Despite a ban by a local court, more than a hundred LGBT rights activists held the first gay pride demonstration in the capital of Kiev.
The event was relatively peaceful despite the attempts by a very small number of individuals to disrupt the occasion.
“This can be considered a historic day,” Elena Semyonova one of the organisers told reporters after the activists held a 20-minute-long march along a street near the centre of the Ukrainian capital.
Witnesses noticed the sober dress of activists who were advised to wear comfortable clothes and shoes that would make their escape easier in the event of an attack by anti-gay protestors or the police.
“Human rights are my pride,” chanted the protestors that included delegations from Scandinavia and the Netherlands.
The peaceful protest was maintained by a heavy police presence surrounding the pro-equality demonstrators.
The district court of Kiev on Thursday made the ruling to ban the gay pride demonstration. The court upheld a lawsuit by city authorities, who had argued that the rally could cause disturbance to annual Kiev Day celebrations, and could set off violence in the city.
Organisers last year cancelled the event at the last minute, as anti-gay protesters gathered at the planned location for the rally, and had intended to attack participants.

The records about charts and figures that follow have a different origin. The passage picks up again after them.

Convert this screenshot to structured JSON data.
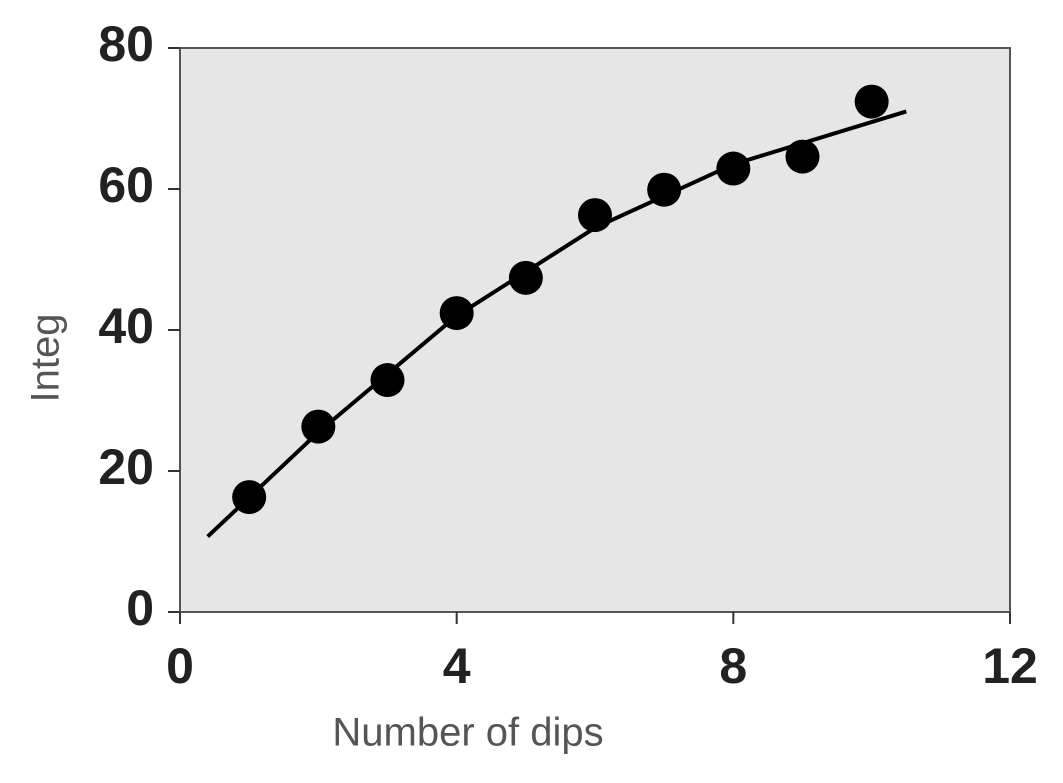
{
  "chart_data": {
    "type": "scatter",
    "x_label": "Number of dips",
    "y_label": "Integ",
    "points": {
      "x": [
        1,
        2,
        3,
        4,
        5,
        6,
        7,
        8,
        9,
        10
      ],
      "y": [
        16.3,
        26.3,
        32.9,
        42.4,
        47.4,
        56.3,
        59.9,
        62.9,
        64.6,
        72.4
      ],
      "color": "#000000"
    },
    "fit": {
      "x": [
        0.4,
        2,
        4,
        6,
        8,
        10.5
      ],
      "y": [
        10.7,
        25.5,
        42,
        54.5,
        63.5,
        71
      ],
      "color": "#000000"
    },
    "xlim": [
      0,
      12
    ],
    "xticks": [
      0,
      4,
      8,
      12
    ],
    "ylim": [
      0,
      80
    ],
    "yticks": [
      0,
      20,
      40,
      60,
      80
    ],
    "plot_background": "#e6e6e6"
  }
}
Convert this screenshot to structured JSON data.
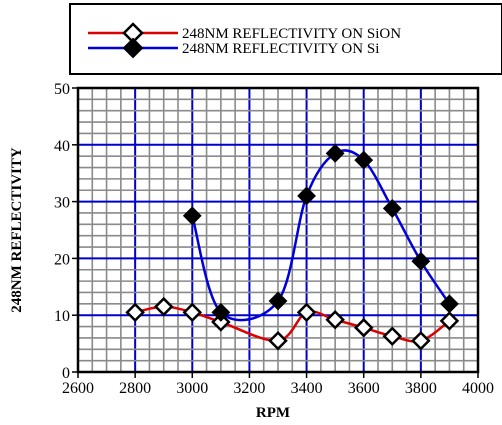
{
  "chart_data": {
    "type": "line",
    "xlabel": "RPM",
    "ylabel": "248NM REFLECTIVITY",
    "xlim": [
      2600,
      4000
    ],
    "ylim": [
      0,
      50
    ],
    "x_ticks": [
      "2600",
      "2800",
      "3000",
      "3200",
      "3400",
      "3600",
      "3800",
      "4000"
    ],
    "y_ticks": [
      "0",
      "10",
      "20",
      "30",
      "40",
      "50"
    ],
    "grid": true,
    "legend_position": "top",
    "colors": {
      "sion": "#dd0000",
      "si": "#0000dd",
      "grid": "#8a8a8a"
    },
    "series": [
      {
        "name": "248NM REFLECTIVITY ON SiON",
        "marker": "open-diamond",
        "x": [
          2800,
          2900,
          3000,
          3100,
          3300,
          3400,
          3500,
          3600,
          3700,
          3800,
          3900
        ],
        "y": [
          10.5,
          11.5,
          10.5,
          8.8,
          5.5,
          10.5,
          9.2,
          7.8,
          6.3,
          5.5,
          9.0
        ]
      },
      {
        "name": "248NM REFLECTIVITY ON Si",
        "marker": "filled-diamond",
        "x": [
          3000,
          3100,
          3300,
          3400,
          3500,
          3600,
          3700,
          3800,
          3900
        ],
        "y": [
          27.5,
          10.5,
          12.5,
          31.0,
          38.5,
          37.3,
          28.8,
          19.5,
          12.0
        ]
      }
    ]
  }
}
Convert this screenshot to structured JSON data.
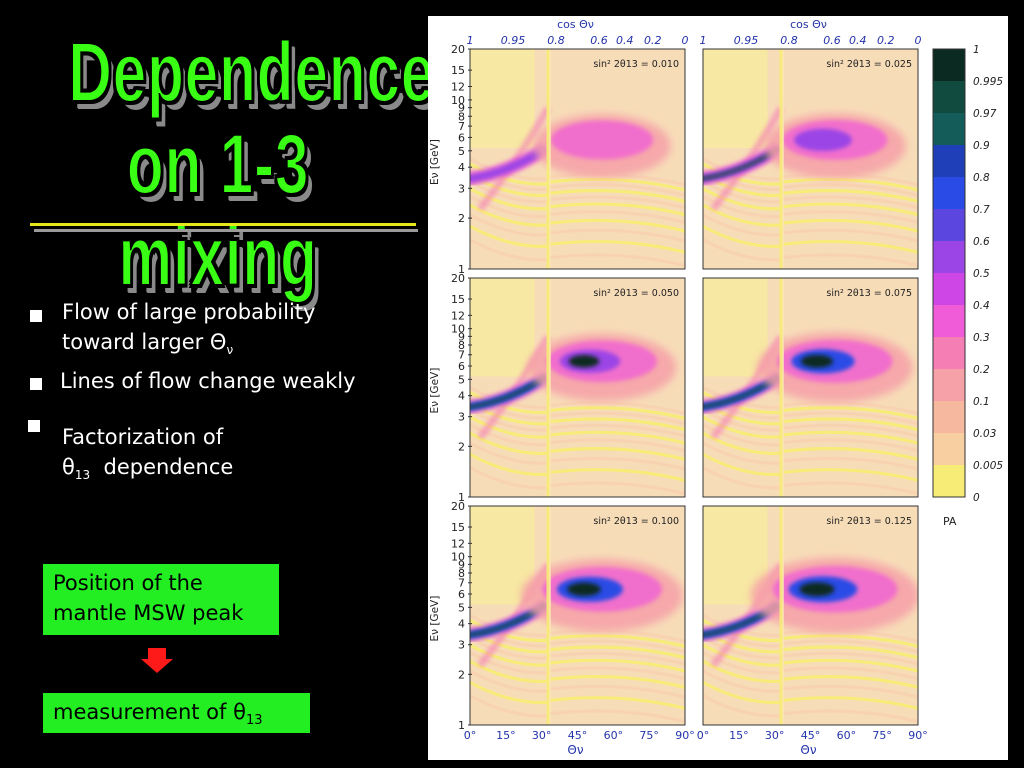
{
  "title": {
    "line1": "Dependence",
    "line2": "on 1-3 mixing"
  },
  "bullets": [
    {
      "text": "Flow of large probability\ntoward  larger Θ",
      "sub": "ν"
    },
    {
      "text": "Lines of flow change weakly"
    },
    {
      "text": "Factorization of\nθ",
      "sub": "13",
      "tail": "  dependence"
    }
  ],
  "box_msw": {
    "text": "Position of the\nmantle MSW peak"
  },
  "box_measure": {
    "text": "measurement of θ",
    "sub": "13"
  },
  "colors": {
    "title": "#39ff14",
    "box": "#22ee22",
    "arrow": "#ff1a1a",
    "background": "#000000"
  },
  "plots": {
    "top_axis_title": "cos Θν",
    "top_axis_ticks": [
      "1",
      "0.95",
      "0.8",
      "0.6",
      "0.4",
      "0.2",
      "0"
    ],
    "bottom_axis_title": "Θν",
    "bottom_axis_ticks": [
      "0°",
      "15°",
      "30°",
      "45°",
      "60°",
      "75°",
      "90°"
    ],
    "y_axis_title": "Eν [GeV]",
    "y_ticks": [
      "1",
      "2",
      "3",
      "4",
      "5",
      "6",
      "7",
      "8",
      "9",
      "10",
      "12",
      "15",
      "20"
    ],
    "panel_labels": [
      "sin² 2θ13 = 0.010",
      "sin² 2θ13 = 0.025",
      "sin² 2θ13 = 0.050",
      "sin² 2θ13 = 0.075",
      "sin² 2θ13 = 0.100",
      "sin² 2θ13 = 0.125"
    ],
    "colorbar_title": "PA",
    "colorbar_ticks": [
      "1",
      "0.995",
      "0.97",
      "0.9",
      "0.8",
      "0.7",
      "0.6",
      "0.5",
      "0.4",
      "0.3",
      "0.2",
      "0.1",
      "0.03",
      "0.005",
      "0"
    ],
    "colorbar_colors": [
      "#0b2a22",
      "#114a3e",
      "#145c5a",
      "#1f3fb8",
      "#2b4be6",
      "#5b46e0",
      "#9b45e6",
      "#cf46e6",
      "#f05cd8",
      "#f57fb5",
      "#f6a0a8",
      "#f6b89f",
      "#f7cfa0",
      "#f7ec75"
    ]
  }
}
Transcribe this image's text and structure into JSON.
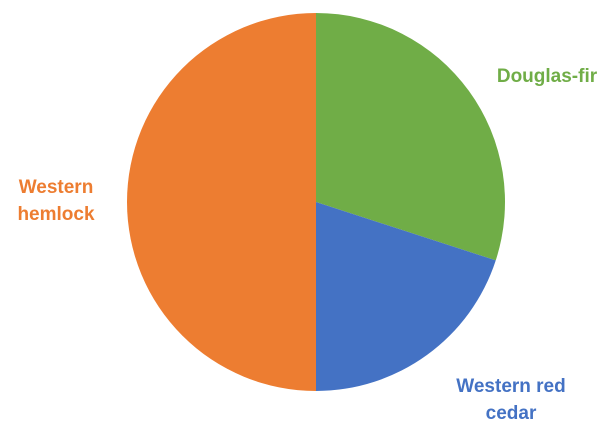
{
  "chart_data": {
    "type": "pie",
    "start": "12 o'clock",
    "direction": "clockwise",
    "slices": [
      {
        "label": "Douglas-fir",
        "label_lines": [
          "Douglas-fir"
        ],
        "value": 30,
        "color": "#70ad47"
      },
      {
        "label": "Western red cedar",
        "label_lines": [
          "Western red",
          "cedar"
        ],
        "value": 20,
        "color": "#4472c4"
      },
      {
        "label": "Western hemlock",
        "label_lines": [
          "Western",
          "hemlock"
        ],
        "value": 50,
        "color": "#ed7d31"
      }
    ]
  }
}
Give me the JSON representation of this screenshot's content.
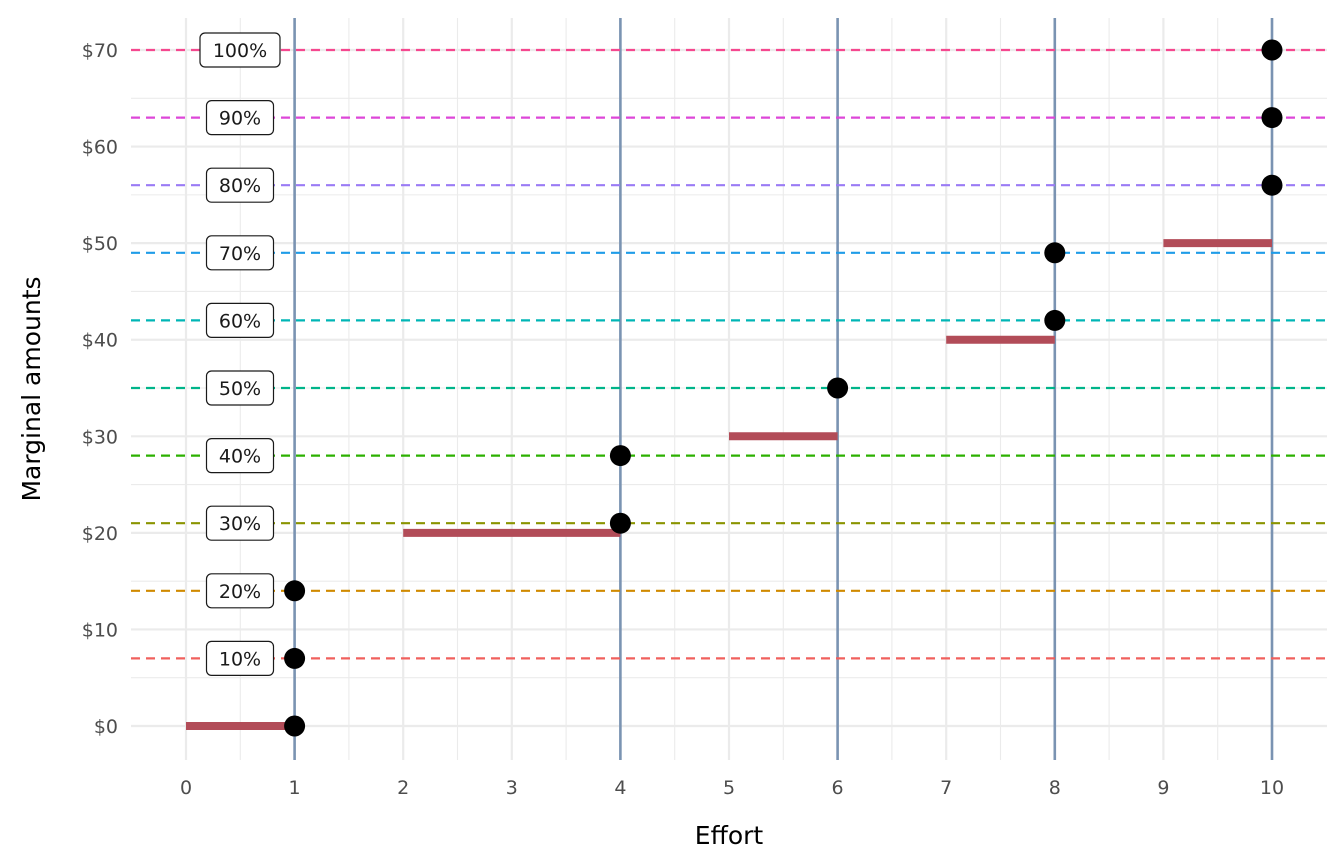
{
  "chart_data": {
    "type": "line",
    "xlabel": "Effort",
    "ylabel": "Marginal amounts",
    "xlim": [
      0,
      10
    ],
    "ylim": [
      0,
      70
    ],
    "x_ticks": [
      "0",
      "1",
      "2",
      "3",
      "4",
      "5",
      "6",
      "7",
      "8",
      "9",
      "10"
    ],
    "y_ticks": [
      "$0",
      "$10",
      "$20",
      "$30",
      "$40",
      "$50",
      "$60",
      "$70"
    ],
    "grid": true,
    "threshold_lines": [
      {
        "label": "10%",
        "y": 7,
        "color": "#f0605d"
      },
      {
        "label": "20%",
        "y": 14,
        "color": "#d08a00"
      },
      {
        "label": "30%",
        "y": 21,
        "color": "#8a9400"
      },
      {
        "label": "40%",
        "y": 28,
        "color": "#2cb000"
      },
      {
        "label": "50%",
        "y": 35,
        "color": "#00b48a"
      },
      {
        "label": "60%",
        "y": 42,
        "color": "#00b5b5"
      },
      {
        "label": "70%",
        "y": 49,
        "color": "#1f9ce8"
      },
      {
        "label": "80%",
        "y": 56,
        "color": "#9a7bf5"
      },
      {
        "label": "90%",
        "y": 63,
        "color": "#dd47d8"
      },
      {
        "label": "100%",
        "y": 70,
        "color": "#f5488f"
      }
    ],
    "vertical_lines": [
      1,
      4,
      6,
      8,
      10
    ],
    "vertical_line_color": "#7a93b2",
    "segments": [
      {
        "x_start": 0,
        "x_end": 1,
        "y": 0
      },
      {
        "x_start": 2,
        "x_end": 4,
        "y": 20
      },
      {
        "x_start": 5,
        "x_end": 6,
        "y": 30
      },
      {
        "x_start": 7,
        "x_end": 8,
        "y": 40
      },
      {
        "x_start": 9,
        "x_end": 10,
        "y": 50
      }
    ],
    "segment_color": "#b24c58",
    "points": [
      {
        "x": 1,
        "y": 0
      },
      {
        "x": 1,
        "y": 7
      },
      {
        "x": 1,
        "y": 14
      },
      {
        "x": 4,
        "y": 21
      },
      {
        "x": 4,
        "y": 28
      },
      {
        "x": 6,
        "y": 35
      },
      {
        "x": 8,
        "y": 42
      },
      {
        "x": 8,
        "y": 49
      },
      {
        "x": 10,
        "y": 56
      },
      {
        "x": 10,
        "y": 63
      },
      {
        "x": 10,
        "y": 70
      }
    ],
    "point_color": "#000000"
  }
}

Subsequently, members of radical groups attacked two leading gay activists.
This news comes shortly after Amnesty International published a report urging the Ukrainian Government to introduce legislation to tackle discrimination based on gender identity and sexual orientation, following a number of attacks.
Last week, a bill to protect gay Ukrainian workers from discrimination based on their sexual orientation was dropped by the country’s parliament, as hundreds of anti-gay protesters gathered to demonstrate against it.
Ukraine is currently governed by the Party of Regions political party who is strongly pro-Russia. Russia is currently passing laws which restrict the freedoms of LGBT citizens, something that the Ukrainian Parliament also examined.
In a 2007 poll 5.7% of Ukrainians said that “gay lifestyles” were acceptable and only 4.7% of Ukrainians stated that they thought same-sex marriage in the country was a priority.